Singapore Sovereign Wealth Fund GIC to divest Taiwan Shopping Mall in US$450 deal

Wed Dec 26, 2018 - 7:17am GMT+0000


26/12/2018 – Singapore sovereign wealth fund GIC has reportedly cash in on a Taiwanese shopping mall that it acquired a decade ago. According to media reports, the transaction is set to double the asset’s price tag when compared to the price GIC paid in 2008.

Hong Kong-based private equity real estate firm ARCH Capital Management made the acquisition via its subsidiary ARCH Capital Property Advisors on behalf of an unnamed institutional investor, who partnered with Taiwanese investment trust Millerful REIT No.1.

Unable to reveal the name of ARCH’s client, the Hong Kong company described it as a pension fund from outside of Asia looking to build a core portfolio in major gateway cities in the region.

The retail center acquired is Taimall, the largest shopping center in the Taoyuan area that has a total gross floor area of around 1000,000 square meters occupying more than 300 retail tenants, on top of holding a theater, an entertainment center, and a small sports complex.

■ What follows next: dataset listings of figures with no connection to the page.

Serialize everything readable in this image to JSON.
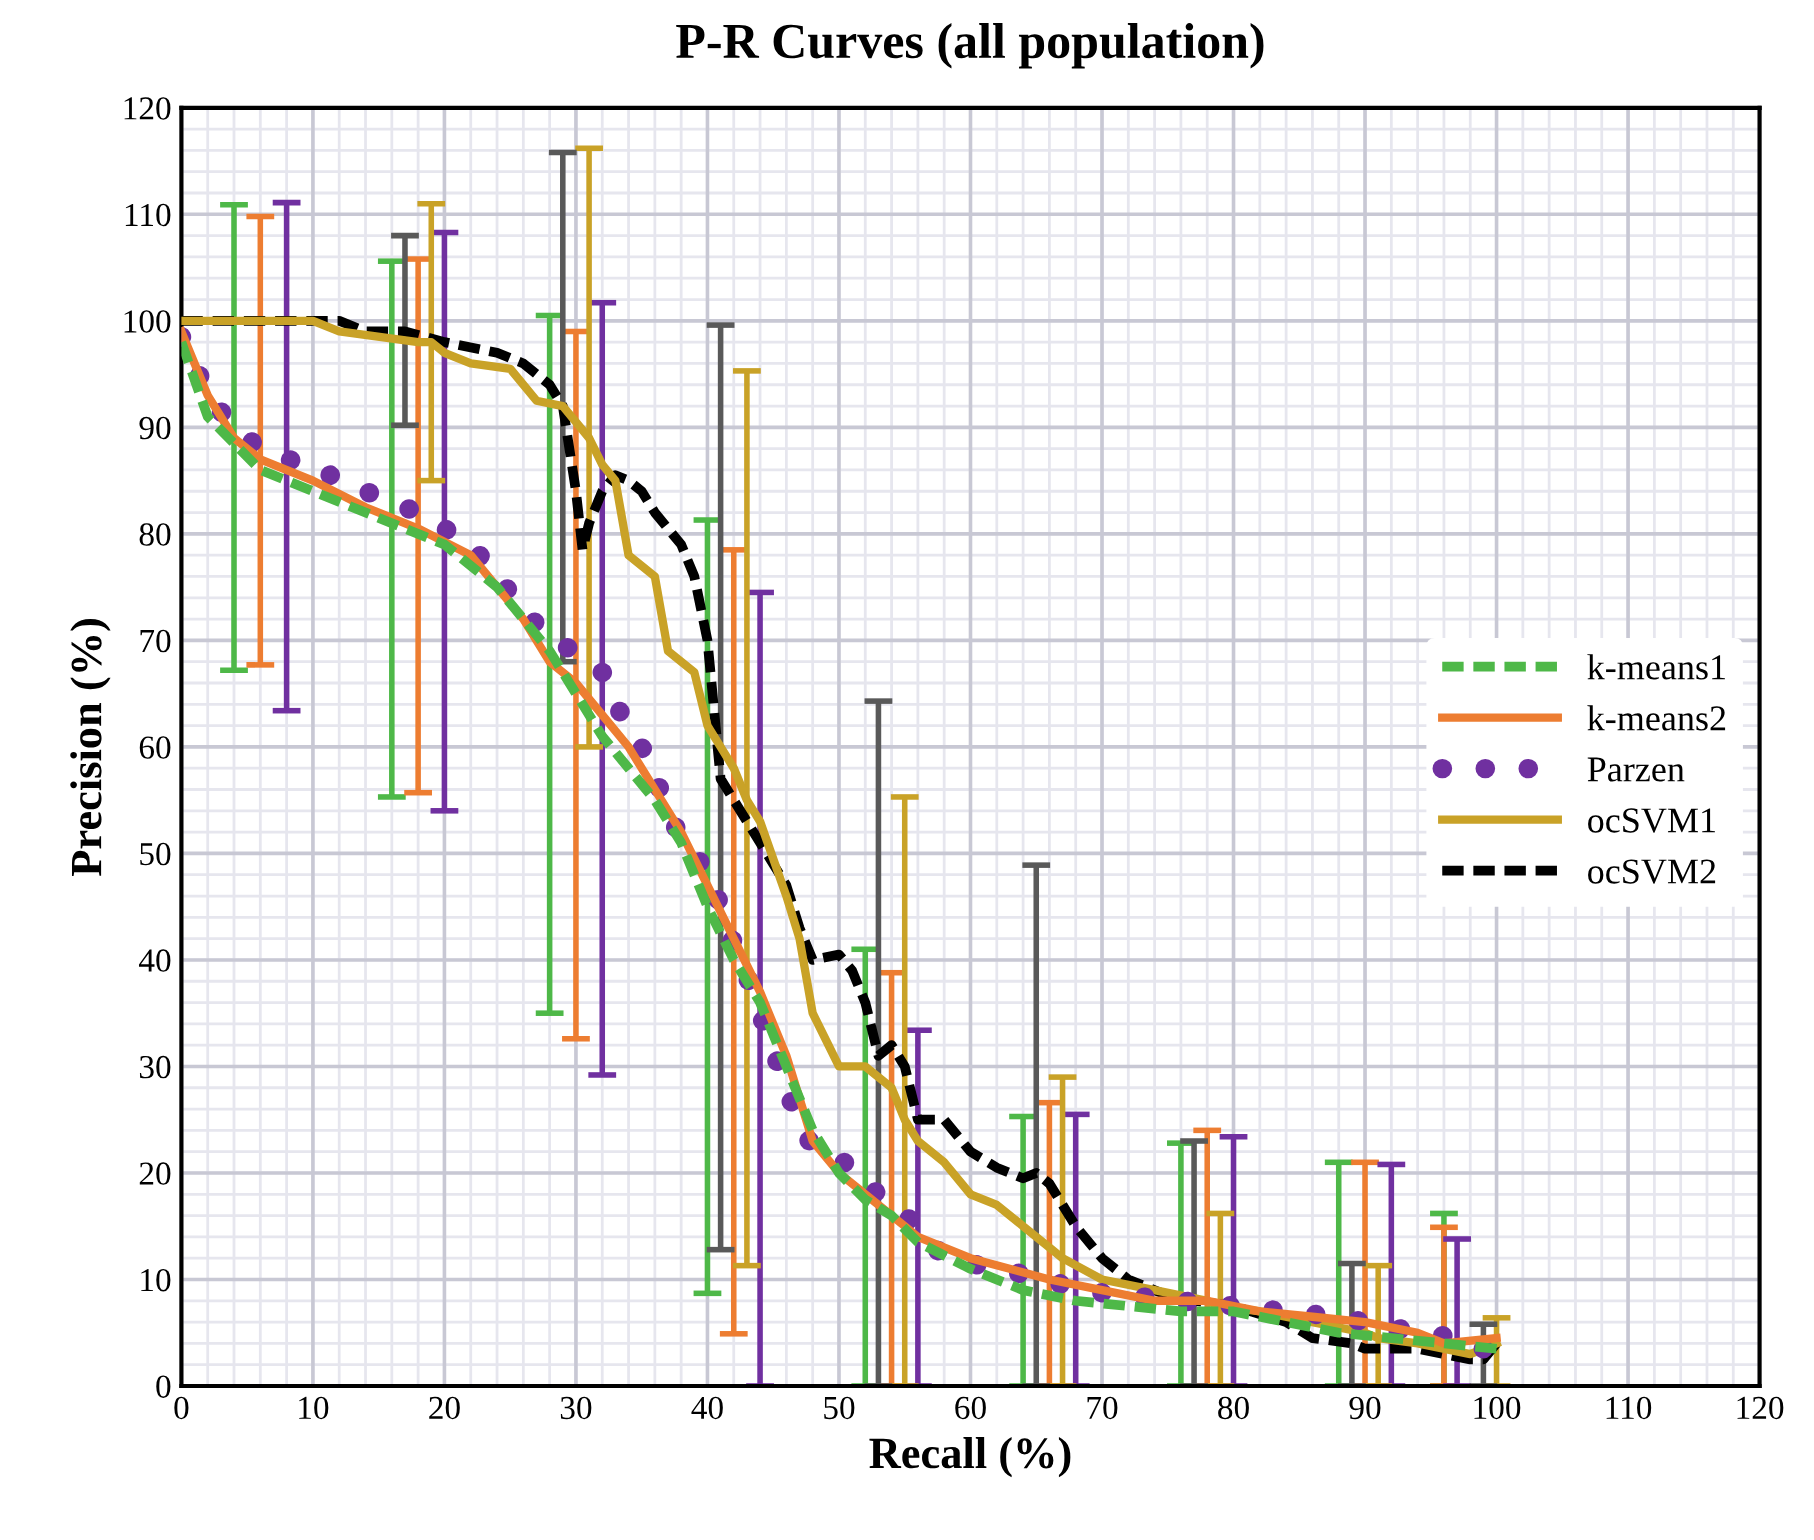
{
  "chart_data": {
    "type": "line",
    "title": "P-R Curves (all population)",
    "xlabel": "Recall (%)",
    "ylabel": "Precision (%)",
    "xlim": [
      0,
      120
    ],
    "xticks": [
      0,
      10,
      20,
      30,
      40,
      50,
      60,
      70,
      80,
      90,
      100,
      110,
      120
    ],
    "ylim": [
      0,
      120
    ],
    "yticks": [
      0,
      10,
      20,
      30,
      40,
      50,
      60,
      70,
      80,
      90,
      100,
      110,
      120
    ],
    "grid": true,
    "legend": "right",
    "series": [
      {
        "name": "k-means1",
        "color": "#4eb848",
        "line_style": "dashed",
        "x": [
          0,
          2,
          4,
          6,
          10,
          14,
          16,
          20,
          24,
          28,
          30,
          32,
          36,
          38,
          40,
          42,
          44,
          46,
          48,
          50,
          52,
          54,
          56,
          60,
          64,
          68,
          72,
          76,
          80,
          84,
          88,
          92,
          96,
          100
        ],
        "values": [
          98,
          91,
          88.5,
          86,
          84,
          82,
          81,
          79,
          75,
          69,
          65,
          61,
          55,
          51,
          45,
          40,
          36,
          30,
          24,
          20,
          17.5,
          16,
          13.5,
          11,
          9,
          8,
          7.5,
          7,
          7,
          6,
          5,
          4.5,
          4,
          3.5
        ],
        "errors": [
          null,
          null,
          [
            67.2,
            110.9
          ],
          null,
          null,
          null,
          [
            55.3,
            105.6
          ],
          null,
          null,
          [
            35,
            100.5
          ],
          null,
          null,
          null,
          null,
          [
            8.7,
            81.3
          ],
          null,
          null,
          null,
          null,
          null,
          [
            0,
            41
          ],
          null,
          null,
          null,
          [
            0,
            25.3
          ],
          null,
          null,
          [
            0,
            22.8
          ],
          null,
          null,
          [
            0,
            21
          ],
          null,
          [
            0,
            16.2
          ],
          null
        ]
      },
      {
        "name": "k-means2",
        "color": "#ed7d31",
        "line_style": "solid",
        "x": [
          0,
          2,
          4,
          6,
          10,
          14,
          18,
          22,
          26,
          28,
          30,
          34,
          38,
          40,
          42,
          44,
          46,
          48,
          50,
          52,
          54,
          56,
          60,
          66,
          70,
          74,
          78,
          82,
          86,
          90,
          94,
          96,
          100
        ],
        "values": [
          99,
          93,
          89,
          87,
          85,
          82.5,
          80.5,
          78,
          72,
          68,
          66,
          60,
          52,
          47,
          42,
          37,
          31,
          23,
          20,
          18,
          16,
          14,
          12,
          10,
          9,
          8,
          8,
          7,
          6.5,
          6,
          5,
          4,
          4.5
        ],
        "errors": [
          null,
          null,
          null,
          [
            67.7,
            109.8
          ],
          null,
          null,
          [
            55.7,
            105.8
          ],
          null,
          null,
          null,
          [
            32.6,
            99
          ],
          null,
          null,
          null,
          [
            4.9,
            78.5
          ],
          null,
          null,
          null,
          null,
          null,
          [
            0,
            38.8
          ],
          null,
          null,
          [
            0,
            26.6
          ],
          null,
          null,
          [
            0,
            24
          ],
          null,
          null,
          [
            0,
            21
          ],
          null,
          [
            0,
            14.9
          ],
          null
        ]
      },
      {
        "name": "Parzen",
        "color": "#7030a0",
        "line_style": "dotted",
        "x": [
          0,
          1,
          2,
          4,
          6,
          8,
          10,
          12,
          14,
          16,
          18,
          20,
          22,
          24,
          26,
          28,
          30,
          32,
          33,
          35,
          36,
          37,
          38,
          40,
          41,
          42,
          43,
          44,
          45,
          46,
          47,
          48,
          50,
          52,
          54,
          56,
          58,
          60,
          62,
          64,
          66,
          68,
          72,
          76,
          80,
          84,
          88,
          92,
          97,
          99
        ],
        "values": [
          98.5,
          96,
          93,
          90,
          88,
          87,
          86.5,
          85,
          84,
          83,
          82,
          80.5,
          79,
          76,
          73,
          70,
          69,
          67,
          64,
          60,
          57,
          54.5,
          51,
          48.5,
          45,
          41.5,
          38.5,
          35,
          31.5,
          28,
          24.5,
          22.5,
          21.5,
          19,
          17,
          15,
          12,
          11.5,
          11,
          10.5,
          10,
          9,
          8.5,
          8,
          7.5,
          7,
          6.5,
          5.5,
          4.5,
          3.5
        ],
        "errors": [
          null,
          null,
          null,
          null,
          null,
          [
            63.4,
            111.1
          ],
          null,
          null,
          null,
          null,
          null,
          [
            54,
            108.3
          ],
          null,
          null,
          null,
          null,
          null,
          [
            29.2,
            101.7
          ],
          null,
          null,
          null,
          null,
          null,
          null,
          null,
          null,
          null,
          [
            0,
            74.5
          ],
          null,
          null,
          null,
          null,
          null,
          null,
          null,
          [
            0,
            33.4
          ],
          null,
          null,
          null,
          null,
          null,
          [
            0,
            25.5
          ],
          null,
          null,
          [
            0,
            23.4
          ],
          null,
          null,
          [
            0,
            20.8
          ],
          [
            0,
            13.8
          ],
          null
        ]
      },
      {
        "name": "ocSVM1",
        "color": "#c9a227",
        "line_style": "solid",
        "x": [
          0,
          10,
          12,
          18,
          19,
          20,
          22,
          25,
          27,
          29,
          31,
          32,
          33,
          34,
          36,
          37,
          39,
          40,
          42,
          43,
          44,
          46,
          47,
          48,
          50,
          52,
          54,
          55,
          56,
          58,
          60,
          62,
          64,
          66,
          67,
          70,
          74,
          78,
          79,
          82,
          86,
          90,
          91,
          94,
          98,
          100
        ],
        "values": [
          100,
          100,
          99,
          98,
          98,
          97,
          96,
          95.5,
          92.5,
          92,
          89,
          86.5,
          85,
          78,
          76,
          69,
          67,
          62,
          58,
          55,
          53,
          46,
          42,
          35,
          30,
          30,
          28,
          25,
          23,
          21,
          18,
          17,
          15,
          13,
          12,
          10,
          9,
          8,
          7.5,
          7,
          6,
          5,
          4.5,
          4,
          3,
          4
        ],
        "errors": [
          null,
          null,
          null,
          null,
          [
            85,
            111
          ],
          null,
          null,
          null,
          null,
          null,
          [
            60,
            116.2
          ],
          null,
          null,
          null,
          null,
          null,
          null,
          null,
          null,
          [
            11.3,
            95.3
          ],
          null,
          null,
          null,
          null,
          null,
          null,
          null,
          [
            0,
            55.3
          ],
          null,
          null,
          null,
          null,
          null,
          null,
          [
            0,
            29
          ],
          null,
          null,
          null,
          [
            0,
            16.2
          ],
          null,
          null,
          null,
          [
            0,
            11.3
          ],
          null,
          null,
          [
            0,
            6.4
          ]
        ]
      },
      {
        "name": "ocSVM2",
        "color": "#000000",
        "line_style": "dashed",
        "x": [
          0,
          12,
          14,
          17,
          20,
          24,
          26,
          28,
          29,
          30,
          30.5,
          31,
          32,
          33,
          34,
          35,
          36,
          38,
          39,
          40,
          41,
          42,
          44,
          46,
          47,
          48,
          50,
          51,
          52,
          53,
          54,
          55,
          56,
          58,
          60,
          62,
          64,
          65,
          66,
          68,
          70,
          72,
          74,
          76,
          77,
          80,
          84,
          86,
          89,
          90,
          94,
          96,
          98,
          99,
          100
        ],
        "values": [
          100,
          100,
          99,
          99,
          98,
          97,
          96,
          94,
          92,
          84,
          78.5,
          81,
          84,
          85.5,
          85,
          84,
          82,
          79,
          76,
          70,
          57,
          55,
          51,
          47,
          43,
          40,
          40.5,
          39,
          36,
          31,
          32,
          30,
          25,
          25,
          22,
          20.5,
          19.5,
          20,
          19,
          15,
          12,
          10,
          9,
          8,
          8,
          7.5,
          6,
          4.5,
          4,
          3.5,
          3.5,
          3,
          2.5,
          2.5,
          4
        ],
        "errors": [
          null,
          null,
          null,
          [
            90.2,
            108
          ],
          null,
          null,
          null,
          null,
          [
            68,
            115.8
          ],
          null,
          null,
          null,
          null,
          null,
          null,
          null,
          null,
          null,
          null,
          null,
          [
            12.8,
            99.6
          ],
          null,
          null,
          null,
          null,
          null,
          null,
          null,
          null,
          [
            0,
            64.3
          ],
          null,
          null,
          null,
          null,
          null,
          null,
          null,
          [
            0,
            48.9
          ],
          null,
          null,
          null,
          null,
          null,
          null,
          [
            0,
            23
          ],
          null,
          null,
          null,
          [
            0,
            11.5
          ],
          null,
          null,
          null,
          null,
          [
            0,
            5.8
          ],
          null
        ]
      }
    ]
  }
}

Announcing the deal, ARCH Capital Property’s managing director James Chou said that his company saw in the deal “a rare opportunity to acquire an established premium retail asset offering stable income and sustained revenue growth potential over the longer term.”

ARCH Capital said that the company acted as the investment adviser for the institutional investor on the deal and will now be in charge of the management and performance of the mall.

Although operations in Taimall has been stable over the years, the Chief Executive Officer and Chief Investment Officer at ARCH Capital Management Richard Yue explained that the fully let retail asset still holds further potential.

According to Yue, ARCH approached GIC with an off-market offer for Taimall. He explained that ARCH has been tracking the asset’s development for years as well as keeping track of fundamentals such as demographics.

“I think Taiwan is quite interesting right now due to the cap rates. They are probably slightly below Australia and Japan, but higher than Hong Kong and Singapore,” Yue said. “The financing is lower than the cap rate, so Taiwan is a fairly stable place to invest, and it is relatively cheaper than all the other mentioned places.”

Founded in 2006, ARCH Capital focuses on opportunistic to core/ core-plus real estate investment opportunities in Greater China and Southeast Asia across the residential, mixed-use, and commercial asset classes.

ARCH has raised US$1.4 billion across funds, joint ventures, and separate accounts to date. The firm also has more than US$12 billion gross development value under management across the Asia-Pacific region with an emphasis on Greater China and Southeast Asia.

Meanwhile, GIC manages Singapore’s foreign reserves and sees itself as a global long-term investor with well over US$100 billion in assets in over 40 countries worldwide. The sovereign wealth fund has been making purchases in the realty space in the region and even globally.

Earlier this month, GIV announced that it will acquire two blocks in the Hwaseong Dungeon Logistics Complex in South Korea through a real estate fund for US$570 million. The blocks were owned by K-Eco Logis Co., Ltd, a subsidiary of Halla Corp and the developer of the assets.